GalFriday; Welcome from another Canadian. Have you contacted the BC ALS society yet? They have a really cool summer camp for kids with a family member who has ALS. It is fully funded by the ALS Society, and is about 4 days long. They even sent my husband's son who is from Texas last year. He came out 1 week early to visit his dad for the summer, and they flew him from Kamloops to the camp, and back to Kamloops. He is a bit of an awkward kid, but they really did so much to make him feel welcome, and he made friends. The camp is in July I believe, but give them a call. They also have a ton of literature, videos, and books for the kids.
Paulette

 

[ottawa girl]

Try " hope loves company" . Site is dedicated to young ALS families. Great resources. Also a couple of books geared for children and which explains ALS. I understand they've been well received and helpful.

 

[Wildemom]

How old are your children. Our children are 14, 11 & 9. Each handle things so differently it is sometimes hard to know which one to help first and whether it is affecting them like it may be affecting another. One gets angry, one cries and the other hibernates. I think honestly is the best way. I give my children the truth in small doses so they have time to absorb it. Our children see a counselor one on one and sometimes with their siblings. I have spoken with the MDA coordinator and she has put us in touch with other children who have been down this path. They can talk with them or email them when they are ready! Our school has a social worker that meets with our children. Sometimes she joins them for lunch or catches them in the hall and chats with them.

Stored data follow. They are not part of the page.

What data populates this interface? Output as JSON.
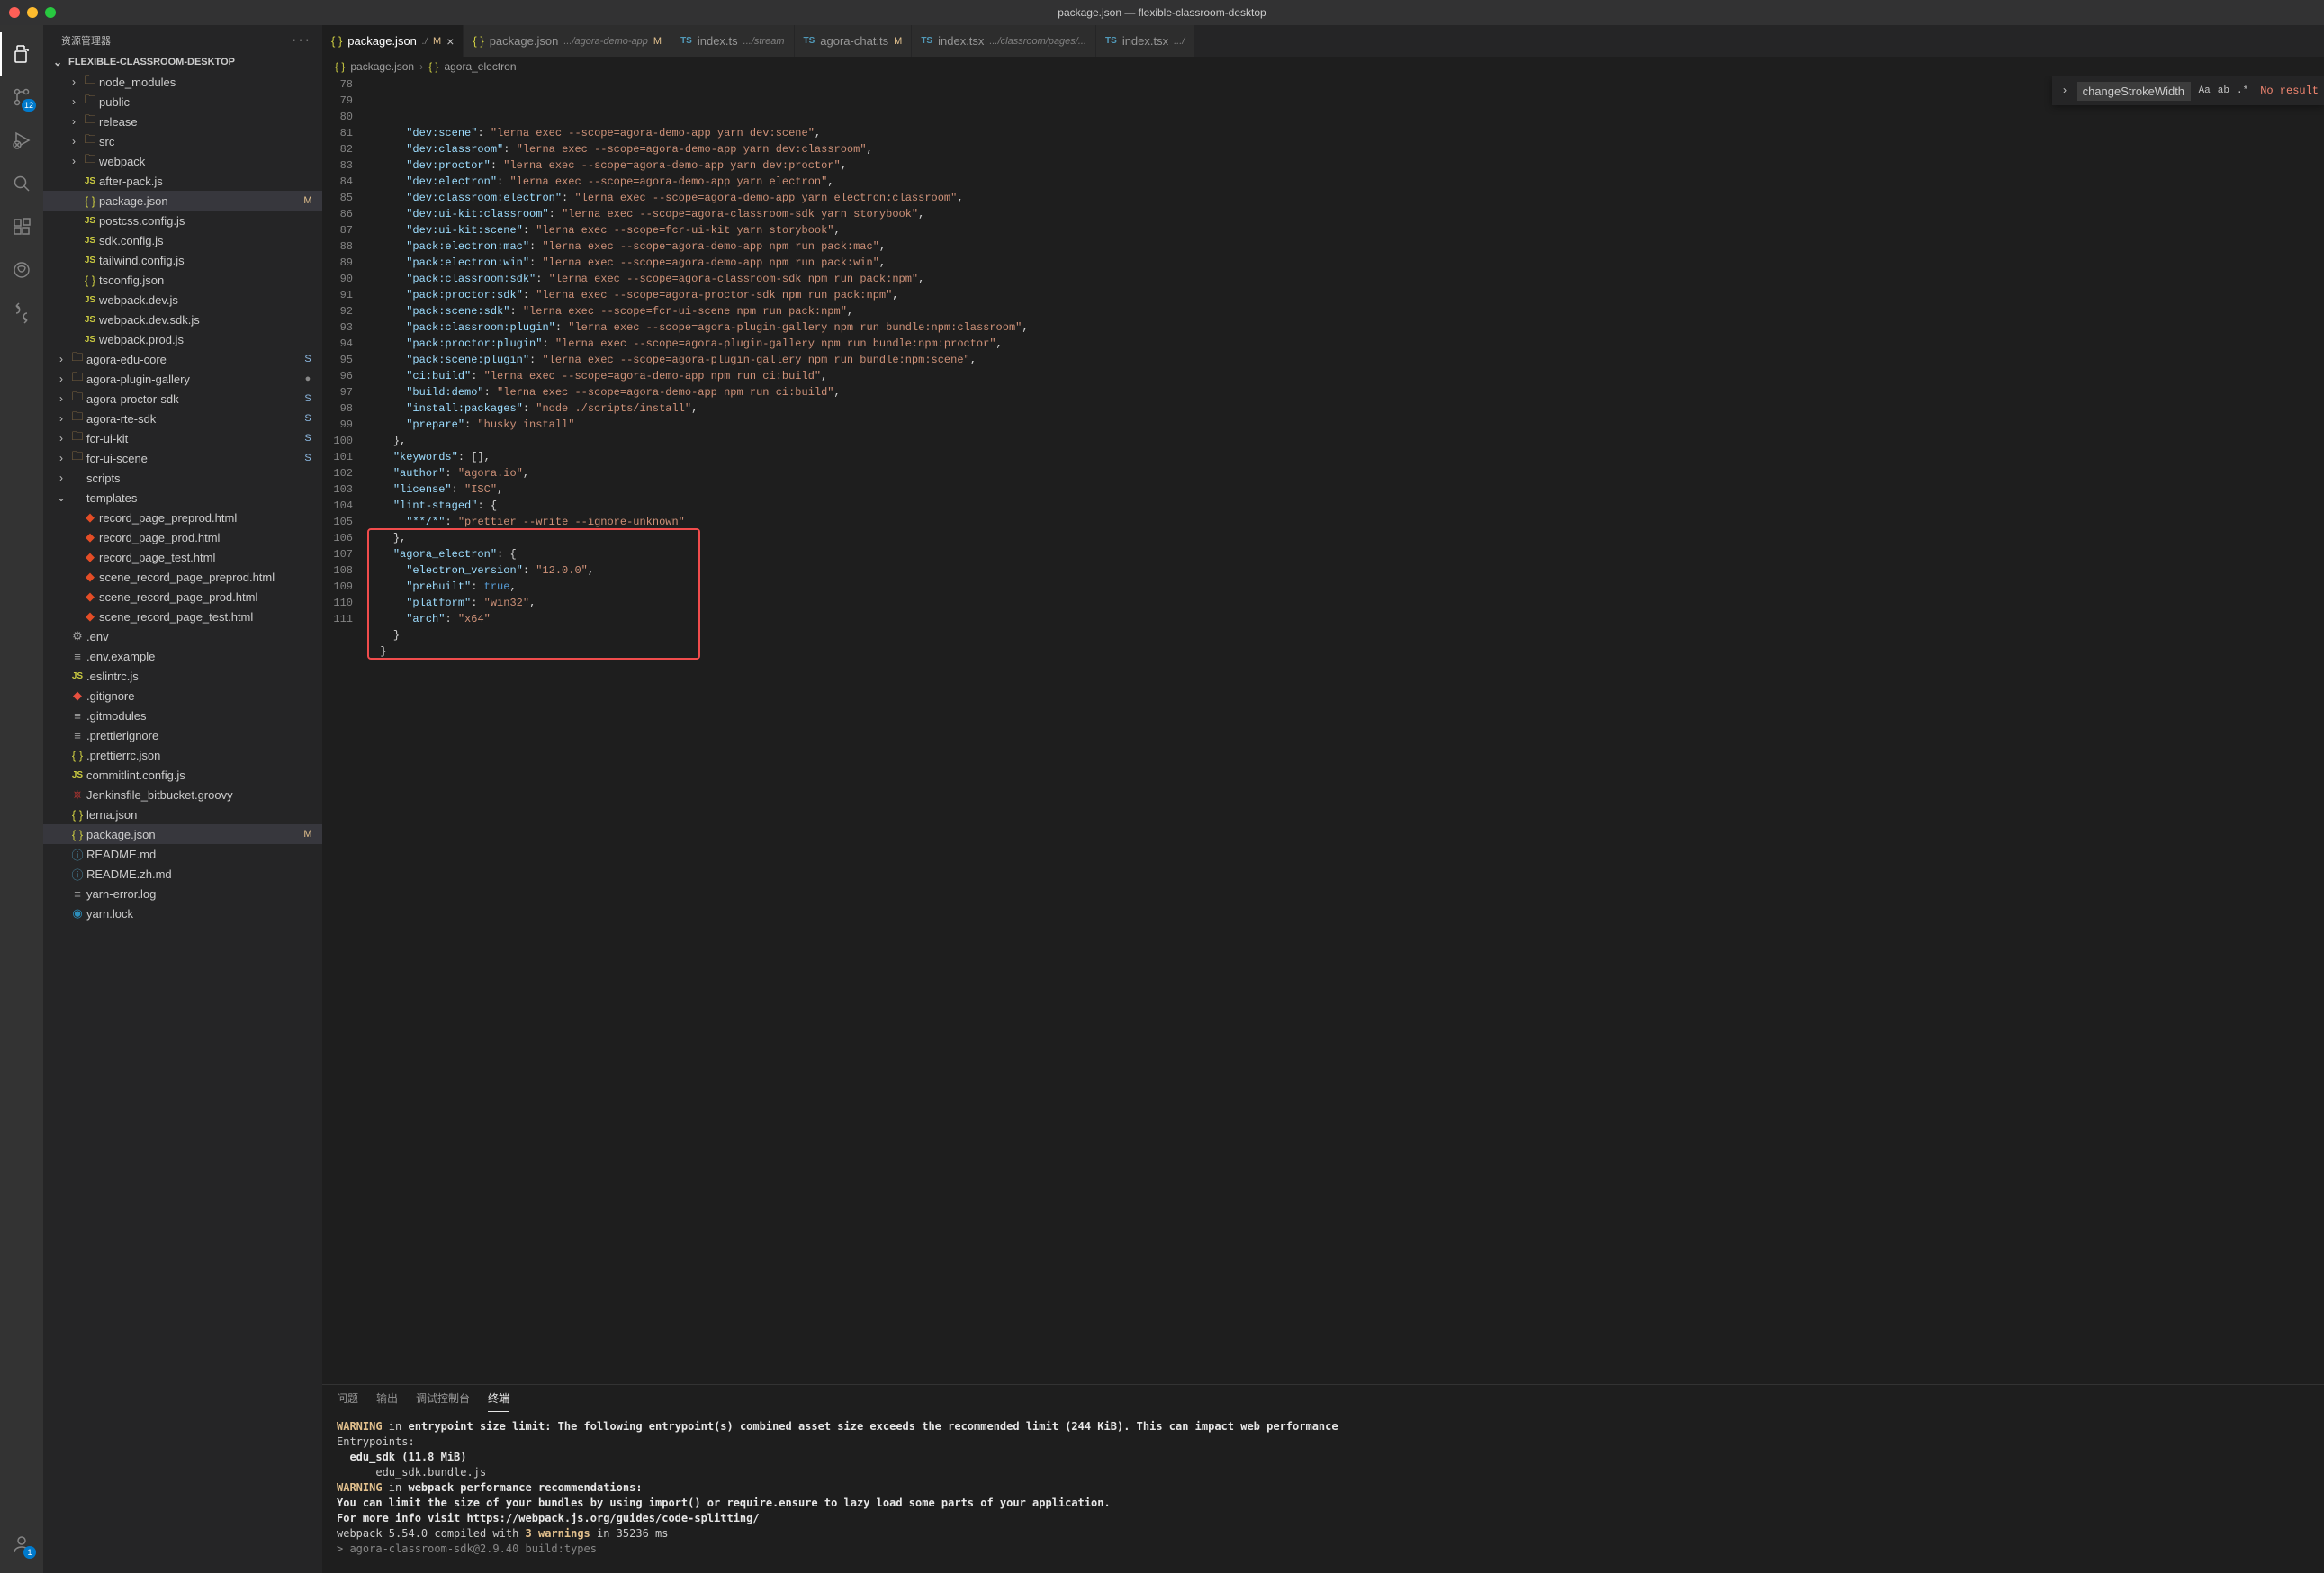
{
  "window": {
    "title": "package.json — flexible-classroom-desktop"
  },
  "sidebar": {
    "title": "资源管理器",
    "folderTitle": "FLEXIBLE-CLASSROOM-DESKTOP",
    "tree": [
      {
        "indent": 1,
        "chev": "›",
        "icon": "folder",
        "name": "node_modules"
      },
      {
        "indent": 1,
        "chev": "›",
        "icon": "folder",
        "name": "public"
      },
      {
        "indent": 1,
        "chev": "›",
        "icon": "folder",
        "name": "release"
      },
      {
        "indent": 1,
        "chev": "›",
        "icon": "folder",
        "name": "src"
      },
      {
        "indent": 1,
        "chev": "›",
        "icon": "folder",
        "name": "webpack"
      },
      {
        "indent": 1,
        "chev": "",
        "icon": "js",
        "name": "after-pack.js"
      },
      {
        "indent": 1,
        "chev": "",
        "icon": "json",
        "name": "package.json",
        "status": "M",
        "statusClass": "status-m",
        "selected": true
      },
      {
        "indent": 1,
        "chev": "",
        "icon": "js",
        "name": "postcss.config.js"
      },
      {
        "indent": 1,
        "chev": "",
        "icon": "js",
        "name": "sdk.config.js"
      },
      {
        "indent": 1,
        "chev": "",
        "icon": "js",
        "name": "tailwind.config.js"
      },
      {
        "indent": 1,
        "chev": "",
        "icon": "json",
        "name": "tsconfig.json"
      },
      {
        "indent": 1,
        "chev": "",
        "icon": "js",
        "name": "webpack.dev.js"
      },
      {
        "indent": 1,
        "chev": "",
        "icon": "js",
        "name": "webpack.dev.sdk.js"
      },
      {
        "indent": 1,
        "chev": "",
        "icon": "js",
        "name": "webpack.prod.js"
      },
      {
        "indent": 0,
        "chev": "›",
        "icon": "folder",
        "name": "agora-edu-core",
        "status": "S",
        "statusClass": "status-s"
      },
      {
        "indent": 0,
        "chev": "›",
        "icon": "folder",
        "name": "agora-plugin-gallery",
        "status": "●",
        "statusClass": "status-dot"
      },
      {
        "indent": 0,
        "chev": "›",
        "icon": "folder",
        "name": "agora-proctor-sdk",
        "status": "S",
        "statusClass": "status-s"
      },
      {
        "indent": 0,
        "chev": "›",
        "icon": "folder",
        "name": "agora-rte-sdk",
        "status": "S",
        "statusClass": "status-s"
      },
      {
        "indent": 0,
        "chev": "›",
        "icon": "folder",
        "name": "fcr-ui-kit",
        "status": "S",
        "statusClass": "status-s"
      },
      {
        "indent": 0,
        "chev": "›",
        "icon": "folder",
        "name": "fcr-ui-scene",
        "status": "S",
        "statusClass": "status-s"
      },
      {
        "indent": 0,
        "chev": "›",
        "icon": "none",
        "name": "scripts"
      },
      {
        "indent": 0,
        "chev": "⌄",
        "icon": "none",
        "name": "templates"
      },
      {
        "indent": 1,
        "chev": "",
        "icon": "html",
        "name": "record_page_preprod.html"
      },
      {
        "indent": 1,
        "chev": "",
        "icon": "html",
        "name": "record_page_prod.html"
      },
      {
        "indent": 1,
        "chev": "",
        "icon": "html",
        "name": "record_page_test.html"
      },
      {
        "indent": 1,
        "chev": "",
        "icon": "html",
        "name": "scene_record_page_preprod.html"
      },
      {
        "indent": 1,
        "chev": "",
        "icon": "html",
        "name": "scene_record_page_prod.html"
      },
      {
        "indent": 1,
        "chev": "",
        "icon": "html",
        "name": "scene_record_page_test.html"
      },
      {
        "indent": 0,
        "chev": "",
        "icon": "env",
        "name": ".env"
      },
      {
        "indent": 0,
        "chev": "",
        "icon": "text",
        "name": ".env.example"
      },
      {
        "indent": 0,
        "chev": "",
        "icon": "js",
        "name": ".eslintrc.js"
      },
      {
        "indent": 0,
        "chev": "",
        "icon": "git",
        "name": ".gitignore"
      },
      {
        "indent": 0,
        "chev": "",
        "icon": "text",
        "name": ".gitmodules"
      },
      {
        "indent": 0,
        "chev": "",
        "icon": "text",
        "name": ".prettierignore"
      },
      {
        "indent": 0,
        "chev": "",
        "icon": "json",
        "name": ".prettierrc.json"
      },
      {
        "indent": 0,
        "chev": "",
        "icon": "js",
        "name": "commitlint.config.js"
      },
      {
        "indent": 0,
        "chev": "",
        "icon": "jenkins",
        "name": "Jenkinsfile_bitbucket.groovy"
      },
      {
        "indent": 0,
        "chev": "",
        "icon": "json",
        "name": "lerna.json"
      },
      {
        "indent": 0,
        "chev": "",
        "icon": "json",
        "name": "package.json",
        "status": "M",
        "statusClass": "status-m",
        "selected": true
      },
      {
        "indent": 0,
        "chev": "",
        "icon": "md",
        "name": "README.md"
      },
      {
        "indent": 0,
        "chev": "",
        "icon": "md",
        "name": "README.zh.md"
      },
      {
        "indent": 0,
        "chev": "",
        "icon": "text",
        "name": "yarn-error.log"
      },
      {
        "indent": 0,
        "chev": "",
        "icon": "yarn",
        "name": "yarn.lock"
      }
    ]
  },
  "tabs": [
    {
      "icon": "json",
      "label": "package.json",
      "desc": "./",
      "status": "M",
      "statusClass": "status-m",
      "close": true,
      "active": true
    },
    {
      "icon": "json",
      "label": "package.json",
      "desc": ".../agora-demo-app",
      "status": "M",
      "statusClass": "status-m"
    },
    {
      "icon": "ts",
      "label": "index.ts",
      "desc": ".../stream"
    },
    {
      "icon": "ts",
      "label": "agora-chat.ts",
      "status": "M",
      "statusClass": "status-m"
    },
    {
      "icon": "ts",
      "label": "index.tsx",
      "desc": ".../classroom/pages/..."
    },
    {
      "icon": "ts",
      "label": "index.tsx",
      "desc": ".../"
    }
  ],
  "breadcrumbs": {
    "a": "package.json",
    "b": "agora_electron"
  },
  "find": {
    "value": "changeStrokeWidth",
    "result": "No result"
  },
  "gutter": {
    "start": 78,
    "end": 111
  },
  "code": [
    "",
    "      \"dev:scene\": \"lerna exec --scope=agora-demo-app yarn dev:scene\",",
    "      \"dev:classroom\": \"lerna exec --scope=agora-demo-app yarn dev:classroom\",",
    "      \"dev:proctor\": \"lerna exec --scope=agora-demo-app yarn dev:proctor\",",
    "      \"dev:electron\": \"lerna exec --scope=agora-demo-app yarn electron\",",
    "      \"dev:classroom:electron\": \"lerna exec --scope=agora-demo-app yarn electron:classroom\",",
    "      \"dev:ui-kit:classroom\": \"lerna exec --scope=agora-classroom-sdk yarn storybook\",",
    "      \"dev:ui-kit:scene\": \"lerna exec --scope=fcr-ui-kit yarn storybook\",",
    "      \"pack:electron:mac\": \"lerna exec --scope=agora-demo-app npm run pack:mac\",",
    "      \"pack:electron:win\": \"lerna exec --scope=agora-demo-app npm run pack:win\",",
    "      \"pack:classroom:sdk\": \"lerna exec --scope=agora-classroom-sdk npm run pack:npm\",",
    "      \"pack:proctor:sdk\": \"lerna exec --scope=agora-proctor-sdk npm run pack:npm\",",
    "      \"pack:scene:sdk\": \"lerna exec --scope=fcr-ui-scene npm run pack:npm\",",
    "      \"pack:classroom:plugin\": \"lerna exec --scope=agora-plugin-gallery npm run bundle:npm:classroom\",",
    "      \"pack:proctor:plugin\": \"lerna exec --scope=agora-plugin-gallery npm run bundle:npm:proctor\",",
    "      \"pack:scene:plugin\": \"lerna exec --scope=agora-plugin-gallery npm run bundle:npm:scene\",",
    "      \"ci:build\": \"lerna exec --scope=agora-demo-app npm run ci:build\",",
    "      \"build:demo\": \"lerna exec --scope=agora-demo-app npm run ci:build\",",
    "      \"install:packages\": \"node ./scripts/install\",",
    "      \"prepare\": \"husky install\"",
    "    },",
    "    \"keywords\": [],",
    "    \"author\": \"agora.io\",",
    "    \"license\": \"ISC\",",
    "    \"lint-staged\": {",
    "      \"**/*\": \"prettier --write --ignore-unknown\"",
    "    },",
    "    \"agora_electron\": {",
    "      \"electron_version\": \"12.0.0\",",
    "      \"prebuilt\": true,",
    "      \"platform\": \"win32\",",
    "      \"arch\": \"x64\"",
    "    }",
    "  }"
  ],
  "highlightedLines": {
    "from": 104,
    "to": 111
  },
  "modifiedLines": {
    "from": 107,
    "to": 109
  },
  "panel": {
    "tabs": [
      "问题",
      "输出",
      "调试控制台",
      "终端"
    ],
    "activeTab": 3,
    "lines": [
      {
        "segs": [
          {
            "t": "WARNING",
            "c": "term-warn"
          },
          {
            "t": " in "
          },
          {
            "t": "entrypoint size limit: The following entrypoint(s) combined asset size exceeds the recommended limit (244 KiB). This can impact web performance",
            "c": "term-bold"
          }
        ]
      },
      {
        "segs": [
          {
            "t": "Entrypoints:"
          }
        ]
      },
      {
        "segs": [
          {
            "t": "  edu_sdk (11.8 MiB)",
            "c": "term-bold"
          }
        ]
      },
      {
        "segs": [
          {
            "t": "      edu_sdk.bundle.js"
          }
        ]
      },
      {
        "segs": [
          {
            "t": ""
          }
        ]
      },
      {
        "segs": [
          {
            "t": ""
          }
        ]
      },
      {
        "segs": [
          {
            "t": "WARNING",
            "c": "term-warn"
          },
          {
            "t": " in "
          },
          {
            "t": "webpack performance recommendations:",
            "c": "term-bold"
          }
        ]
      },
      {
        "segs": [
          {
            "t": "You can limit the size of your bundles by using import() or require.ensure to lazy load some parts of your application.",
            "c": "term-bold"
          }
        ]
      },
      {
        "segs": [
          {
            "t": "For more info visit https://webpack.js.org/guides/code-splitting/",
            "c": "term-bold"
          }
        ]
      },
      {
        "segs": [
          {
            "t": ""
          }
        ]
      },
      {
        "segs": [
          {
            "t": "webpack 5.54.0 compiled with "
          },
          {
            "t": "3 warnings",
            "c": "term-warn"
          },
          {
            "t": " in 35236 ms"
          }
        ]
      },
      {
        "segs": [
          {
            "t": ""
          }
        ]
      },
      {
        "segs": [
          {
            "t": "> agora-classroom-sdk@2.9.40 build:types",
            "c": "term-dim"
          }
        ]
      }
    ]
  },
  "activityBadges": {
    "scm": "12",
    "account": "1"
  }
}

We are very fortunate to have Aunts and Uncles and I every once in awhile I give them a call and have them take them out for a special night and let them tell their thoughts to someone other than me. As my husband declines we see our children get sad so I try and get them ready for that in the best way I can but it doesn't always for out the way I hope. There is a book I had given to us for younger children but our 13 year old at the time read it too is "Lou Gehrig, The Luckiest Man" was a good read!

 

[GalFriday]

Thanks for the information. Very much appreciated. My kids know the full story, but have decided they do not want to talk about it or be reminded anymore than they have to. This is perfectly fine and I tell them to just let me know if they have questions. Has worked out well so far.

My oldest, 10yrs old, has started telling her friends a little bit. Not excited about that, but am happy we have some awesome families in our community.

 

[GalFriday]

Oh my goodness.. so many ads on this website! Frustrating!

 

[affected]

I don't see any ads at all?

 

[Barbie]

the ads are there if you are not logged in. usually limited if you are signed in.

my kids were elementary, middle and high school when my husband got diagnosed. each age group has it's own difficulties, but the good thing was they had each other. they would talk to me about their dad, but not a lot unless the 5 of us were going someplace and having open conversation (like a long car trip). I think they all would talk to their friends about their dad, especially if they invited friends over. I have found that kids seem to be more open and accepting of my husband then many adults LOL.

My kids saw a therapist also, and I think it helped. Especially in Elementary age--they don't really understand what is going on or their feelings, and it can be so scary sometimes as the PALS progresses. I just noticed you are a FALS...I think counseling would be wise as they will be also thinking about their own health and may feel guilty or angry.